Q: Do I have to worry if a patient is also taking benzodiazepines?
A: Some patients will be taking benzodiazepines and other substances along with their opioids and this is not a reason to withhold treatment. Patients should be counseled regarding the risk of overdose when using benzodiazepines, alcohol or other sedatives along with buprenorphine.
Q: Different protocols suggest dosing at different COWS scores, does it matter?
A: The first principle related to conducting a buprenorphine induction in patients with OUD is that the patient is in withdrawal when they receive their induction dose.
Q: What are the different formulations of buprenorphine?
A: The most common is Suboxone which is a combination of buprenorphine/naloxone in a sublingual film preparation.
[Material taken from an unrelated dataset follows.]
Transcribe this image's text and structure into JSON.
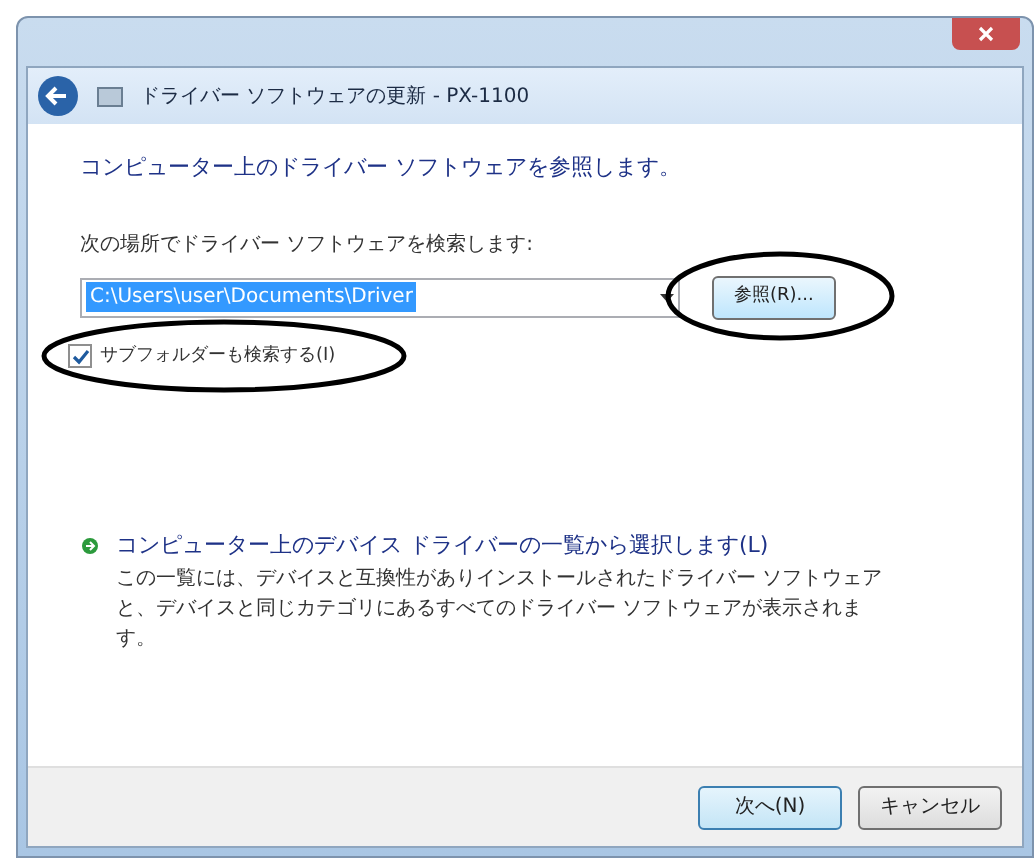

This preparation comes in SL tablets (generic) or film dissolved under the tongue. There are generic alternatives as well as different brand names including Zubsolv tablets and Bunavail film preparations. Buprenorphine is also available as sublingual tablet (Subutex) without the naloxone that is often used in pregnancy to decrease risk of teratogenic naloxone exposure. This formulation has the highest potential for diversion of all formulations so its prescription is reserved for pregnant patients or directly observed therapy by most experts.
Q: What is the worst thing that could happen after I administer buprenorphine?
A: Not recognizing that:
- The patient has other opioids on board that will be displaced from the receptors by buprenorphine and you can precipitate severe withdrawal
- The patient was experimenting with opioid and does not meet criteria for an opioid use disorder.
Q: How do I treat precipitated withdrawal?
A: The best form of treatment is prevention – reserving buprenorphine induction for patients in moderate to severe withdrawal as assessed using the COWS. Care for patients with precipitated withdrawal is supportive, and driven by management of the patient’s symptoms. Optimal management will be driven by consideration of the most recent opioid type, quantity and the duration of time before buprenorphine exposure along with the dose of buprenorphine that precipitated the withdrawal. Clonidine, lofexidine, anti-emetics and non-steroidals can be given for symptomatic management. Effective treatment of withdrawal symptoms has been reported with additional buprenorphine to fully occupy the mu opioid receptor.
Reference: Sublingual buprenorphine/naloxone precipitated withdrawal in subjects maintained on 100mg of daily methadone. Rosado J, Walsh SL, Bigelow GE, Strain EC. Drug Alcohol Depend. 2007 Oct 8;90(2-3):261-9. Epub 2007 May 22.